An excerpt from Natasha Badhwar's forthcoming book, which brings together Lounge columns from the last six years with new writing

Illustration: Jayachandran/ Mint
Illustration: Jayachandran/ Mint

My Daughters’ Mum knits together Natasha Badhwar’s popular Lounge column and new writing where the author describes her journey as a mother; the wife of a man from a different religious background; and an individual with dreams detached from the roles of wife and mother. Releasing 11 September, this is also a memoir that tells us about an India where questions of identity and personal freedom are in dialogue with ideas of nationality. An excerpt:

A story that revisits me every day is what happened when I was twelve-and-a-half years old. Our two older daughters— Sahar and Aliza—are 14 and 12 right now. Our youngest daughter Naseem is 9.

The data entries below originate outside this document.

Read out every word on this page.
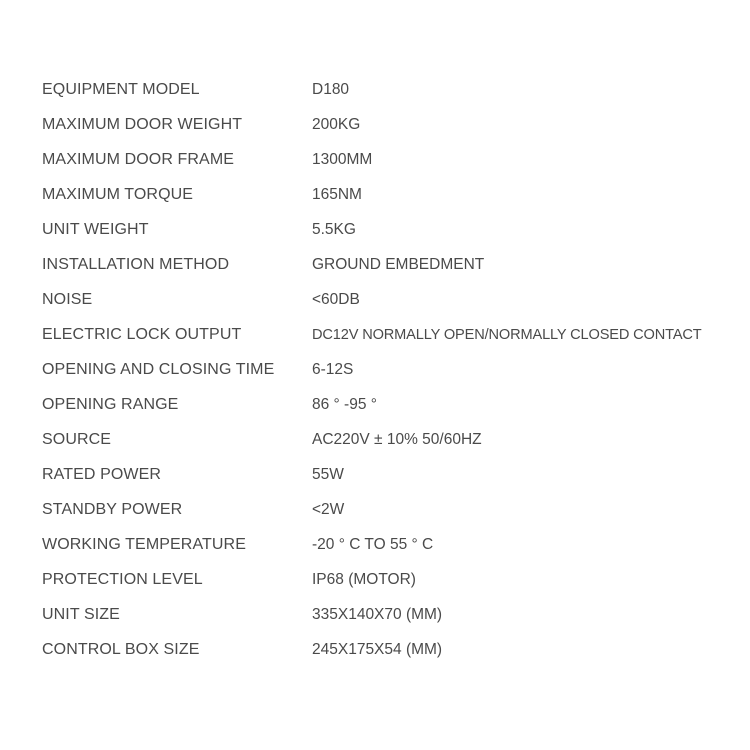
EQUIPMENT MODEL	D180
MAXIMUM DOOR WEIGHT	200KG
MAXIMUM DOOR FRAME	1300MM
MAXIMUM TORQUE	165NM
UNIT WEIGHT	5.5KG
INSTALLATION METHOD	GROUND EMBEDMENT
NOISE	<60DB
ELECTRIC LOCK OUTPUT	DC12V NORMALLY OPEN/NORMALLY CLOSED CONTACT
OPENING AND CLOSING TIME	6-12S
OPENING RANGE	86 ° -95 °
SOURCE	AC220V ± 10% 50/60HZ
RATED POWER	55W
STANDBY POWER	<2W
WORKING TEMPERATURE	-20 ° C TO 55 ° C
PROTECTION LEVEL	IP68 (MOTOR)
UNIT SIZE	335X140X70 (MM)
CONTROL BOX SIZE	245X175X54 (MM)
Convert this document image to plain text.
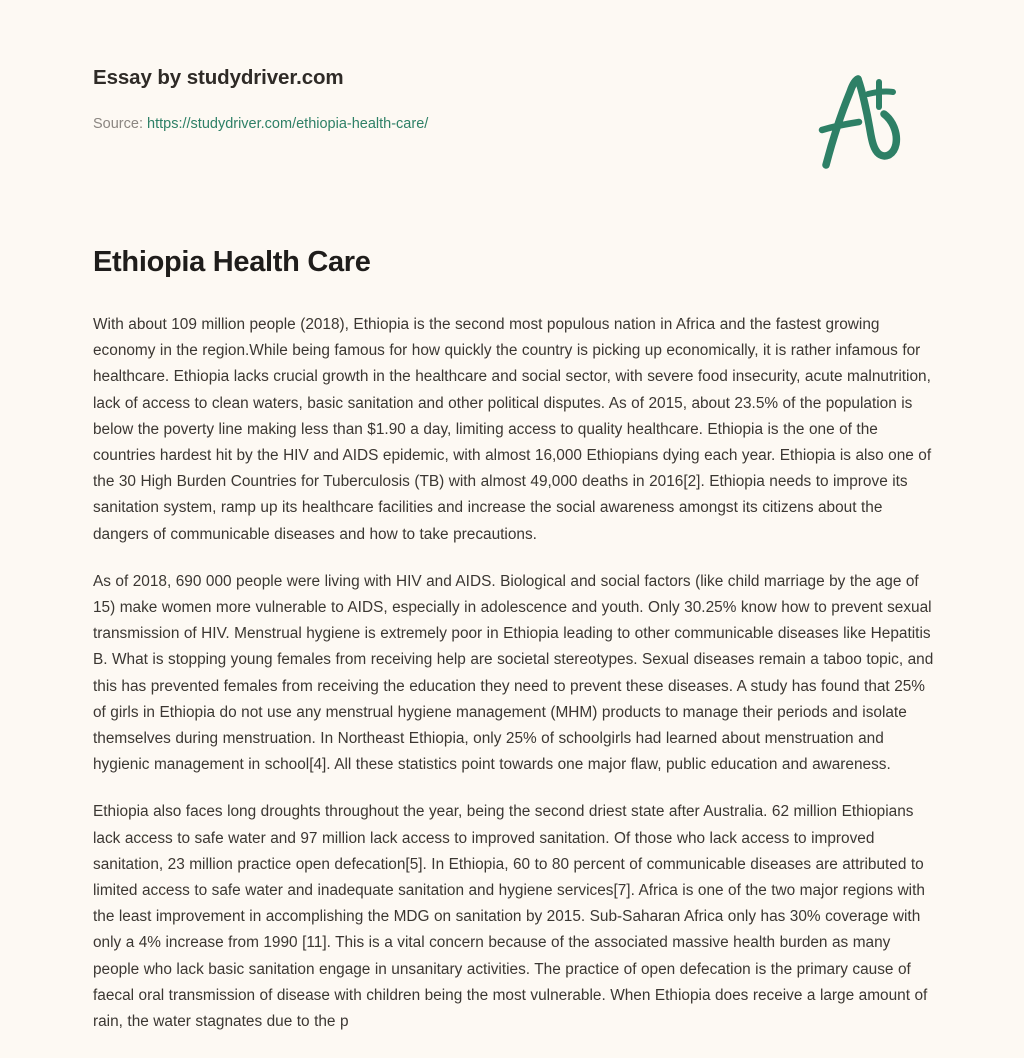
Essay by studydriver.com
Source: https://studydriver.com/ethiopia-health-care/
Ethiopia Health Care

With about 109 million people (2018), Ethiopia is the second most populous nation in Africa and the fastest growing economy in the region.While being famous for how quickly the country is picking up economically, it is rather infamous for healthcare. Ethiopia lacks crucial growth in the healthcare and social sector, with severe food insecurity, acute malnutrition, lack of access to clean waters, basic sanitation and other political disputes. As of 2015, about 23.5% of the population is below the poverty line making less than $1.90 a day, limiting access to quality healthcare. Ethiopia is the one of the countries hardest hit by the HIV and AIDS epidemic, with almost 16,000 Ethiopians dying each year. Ethiopia is also one of the 30 High Burden Countries for Tuberculosis (TB) with almost 49,000 deaths in 2016[2]. Ethiopia needs to improve its sanitation system, ramp up its healthcare facilities and increase the social awareness amongst its citizens about the dangers of communicable diseases and how to take precautions.

As of 2018, 690 000 people were living with HIV and AIDS. Biological and social factors (like child marriage by the age of 15) make women more vulnerable to AIDS, especially in adolescence and youth. Only 30.25% know how to prevent sexual transmission of HIV. Menstrual hygiene is extremely poor in Ethiopia leading to other communicable diseases like Hepatitis B. What is stopping young females from receiving help are societal stereotypes. Sexual diseases remain a taboo topic, and this has prevented females from receiving the education they need to prevent these diseases. A study has found that 25% of girls in Ethiopia do not use any menstrual hygiene management (MHM) products to manage their periods and isolate themselves during menstruation. In Northeast Ethiopia, only 25% of schoolgirls had learned about menstruation and hygienic management in school[4]. All these statistics point towards one major flaw, public education and awareness.

Ethiopia also faces long droughts throughout the year, being the second driest state after Australia. 62 million Ethiopians lack access to safe water and 97 million lack access to improved sanitation. Of those who lack access to improved sanitation, 23 million practice open defecation[5]. In Ethiopia, 60 to 80 percent of communicable diseases are attributed to limited access to safe water and inadequate sanitation and hygiene services[7]. Africa is one of the two major regions with the least improvement in accomplishing the MDG on sanitation by 2015. Sub-Saharan Africa only has 30% coverage with only a 4% increase from 1990 [11]. This is a vital concern because of the associated massive health burden as many people who lack basic sanitation engage in unsanitary activities. The practice of open defecation is the primary cause of faecal oral transmission of disease with children being the most vulnerable. When Ethiopia does receive a large amount of rain, the water stagnates due to the p
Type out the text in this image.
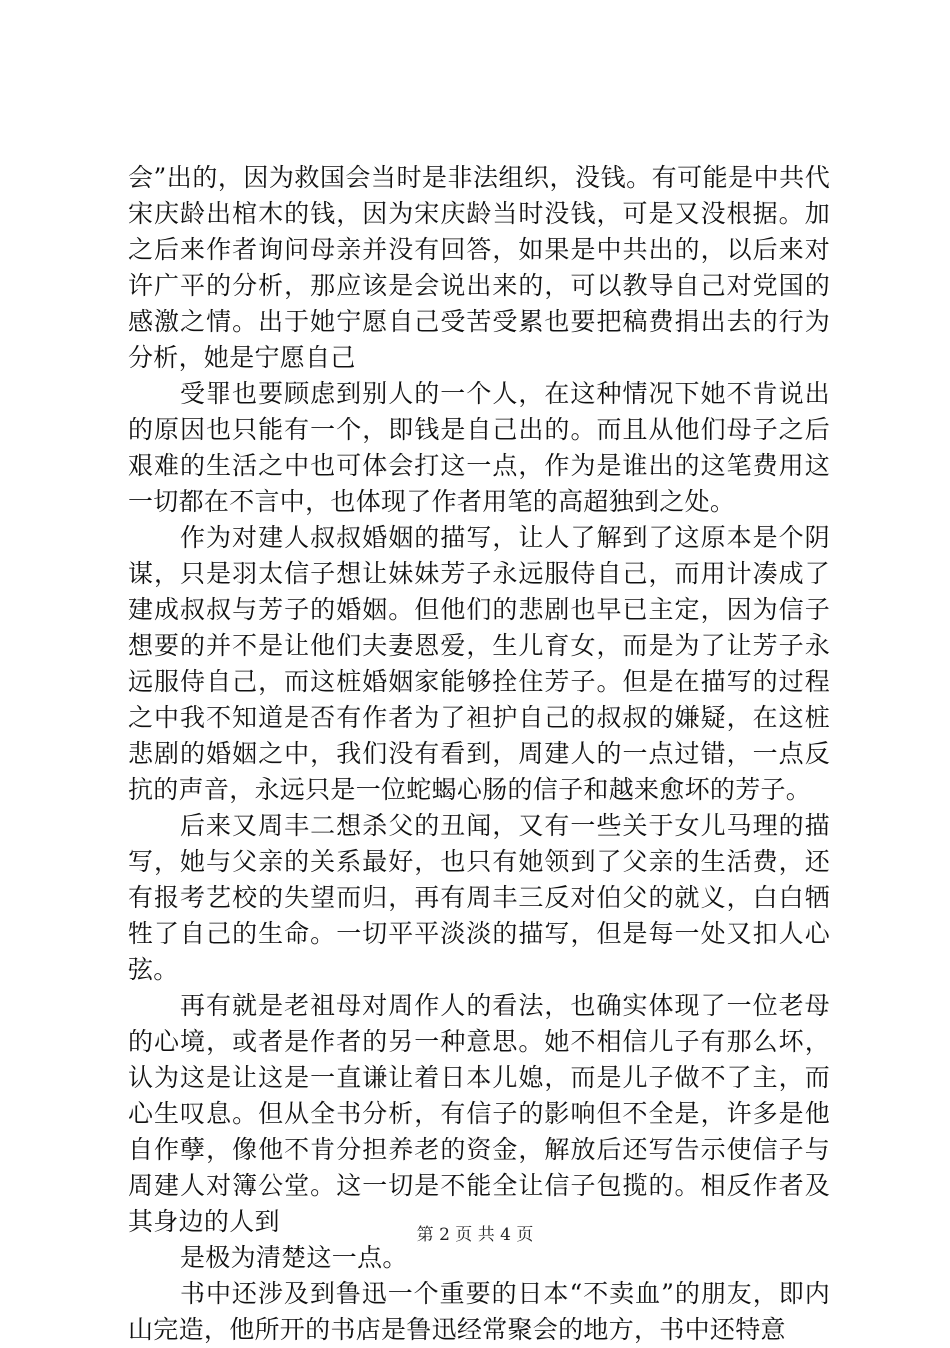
会”出的，因为救国会当时是非法组织，没钱。有可能是中共代宋庆龄出棺木的钱，因为宋庆龄当时没钱，可是又没根据。加之后来作者询问母亲并没有回答，如果是中共出的，以后来对许广平的分析，那应该是会说出来的，可以教导自己对党国的感激之情。出于她宁愿自己受苦受累也要把稿费捐出去的行为分析，她是宁愿自己

受罪也要顾虑到别人的一个人，在这种情况下她不肯说出的原因也只能有一个，即钱是自己出的。而且从他们母子之后艰难的生活之中也可体会打这一点，作为是谁出的这笔费用这一切都在不言中，也体现了作者用笔的高超独到之处。

作为对建人叔叔婚姻的描写，让人了解到了这原本是个阴谋，只是羽太信子想让妹妹芳子永远服侍自己，而用计凑成了建成叔叔与芳子的婚姻。但他们的悲剧也早已主定，因为信子想要的并不是让他们夫妻恩爱，生儿育女，而是为了让芳子永远服侍自己，而这桩婚姻家能够拴住芳子。但是在描写的过程之中我不知道是否有作者为了袒护自己的叔叔的嫌疑，在这桩悲剧的婚姻之中，我们没有看到，周建人的一点过错，一点反抗的声音，永远只是一位蛇蝎心肠的信子和越来愈坏的芳子。

后来又周丰二想杀父的丑闻，又有一些关于女儿马理的描写，她与父亲的关系最好，也只有她领到了父亲的生活费，还有报考艺校的失望而归，再有周丰三反对伯父的就义，白白牺牲了自己的生命。一切平平淡淡的描写，但是每一处又扣人心弦。

再有就是老祖母对周作人的看法，也确实体现了一位老母的心境，或者是作者的另一种意思。她不相信儿子有那么坏，认为这是让这是一直谦让着日本儿媳，而是儿子做不了主，而心生叹息。但从全书分析，有信子的影响但不全是，许多是他自作孽，像他不肯分担养老的资金，解放后还写告示使信子与周建人对簿公堂。这一切是不能全让信子包揽的。相反作者及其身边的人到

是极为清楚这一点。

书中还涉及到鲁迅一个重要的日本“不卖血”的朋友，即内山完造，他所开的书店是鲁迅经常聚会的地方，书中还特意

第 2 页 共 4 页
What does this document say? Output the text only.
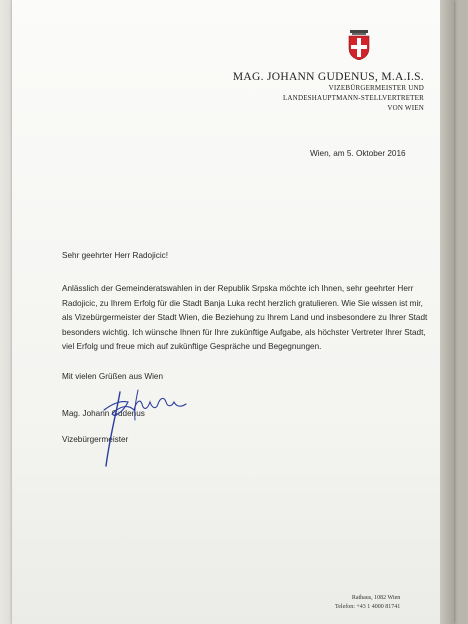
MAG. JOHANN GUDENUS, M.A.I.S.
VIZEBÜRGERMEISTER UND
LANDESHAUPTMANN-STELLVERTRETER
VON WIEN
Wien, am 5. Oktober 2016
Sehr geehrter Herr Radojicic!
Anlässlich der Gemeinderatswahlen in der Republik Srpska möchte ich Ihnen, sehr geehrter Herr Radojicic, zu Ihrem Erfolg für die Stadt Banja Luka recht herzlich gratulieren. Wie Sie wissen ist mir, als Vizebürgermeister der Stadt Wien, die Beziehung zu Ihrem Land und insbesondere zu Ihrer Stadt besonders wichtig. Ich wünsche Ihnen für Ihre zukünftige Aufgabe, als höchster Vertreter Ihrer Stadt, viel Erfolg und freue mich auf zukünftige Gespräche und Begegnungen.
Mit vielen Grüßen aus Wien
Mag. Johann Gudenus
Vizebürgermeister
Rathaus, 1082 Wien
Telefon: +43 1 4000 81741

“Are you twelve-and-a-half years old, Sahar?" I asked our firstborn a couple of years ago.

“Yes," she said.

“Exactly 12.5?"


I showed her my incision-scar. I have 45 stitches running down the centre of my right arm. It is shorter than my left arm by 4 inches. “I was twelve-and-a-half when this happened," I said.

She nodded. I have told my children about my fall from the roof of our home when I was a child.

The truth is, I had jumped. At 5am on a winter morning in January, I had jumped from the fourth floor and crashed on to the concrete ground below. I had decided that it was better to die than face the day.

I had attempted and survived suicide.


A child tries to kill herself; a child doesn’t die. The child grows up and has children of her own. Her fears, her guilt, her desire to talk about her suicide attempt—these become a part of the story that haunts her. A story she has to understand.

Memories come back and perch on her shoulder. They take the shape of dreams. They visit as tears.

She wants to talk to her parents. She does not want to hurt them again. She does not want to make them remember. She wants to ask for forgiveness. She wants to cry in her mother’s arms. She wants to be loved. Openly. So she can love openly. So she can abandon the fear that she will be punished when she becomes a parent. That history will repeat itself.

It is okay to talk about this. She knows that.


My mother Sudha is the fifth daughter and sixth child of her parents. There were eight siblings. Her closest sister committed suicide in her early twenties. Her name was Chanchal. My mother talks to me about her. She speaks of the household they grew up in. She was four years old in 1947 when this country became independent and was partitioned into India and Pakistan. Her mother, my Nani, was expecting her seventh child when the family abandoned their ancestral home in Lahore and moved to Amritsar. It took years, decades, generations, for them to feel at home again.

Like most Indian families, both sides of my parents’ family are obsessed, to some degree, with the male child and his privileges. My mother tries to rationalize it. She tells me brutal stories of how other significant adults were mean to girls, but she becomes protective about her own mother and father. They were valiant and fair.

I did not get a chance to know my mother’s parents very much, but my Nani appears in my dreams sometimes. I want to speak to her. I want to know how parents can love their daughters and still not give them permission to have any agency over their lives. I want to know how they can silently reaffirm that girls must have no control over their destinies. It angers and baffles me. I know that Nani won’t have the answers.

I am determined to break the script my grandmothers lived and died by. They were powerful women who did not have the authority to protect their own children. They were caregivers for everyone but they did not have permission to assert their needs and desires.

My father’s mother had three sons. Dadaji, my father’s father, is the only grandparent I really got to know. He lived past 90. We were both loving and confrontational in our relationship with each other. I defied him in ways that no one else did. We taught each other a lot.

Dadaji took the news of my decision to marry Afzal—a Muslim from Uttar Pradesh—very badly. For a few days, he seemed to lose his grip on reality.... We did not know whether he would recover, but he did. When he met my in-laws eventually, he was gracious, soaking in conversations in Urdu with my father-in-law and Afzal. When our youngest child Naseem was born, he called out to her each time we visited, and glowed with happiness when she responded to him.

Raising children and being in love make me vulnerable. I have learnt that vulnerability is not weakness. Recognizing one’s vulnerability is pure courage. It gives me the will to stand up to oppression—to be honest, to confront. It makes me see things with clarity.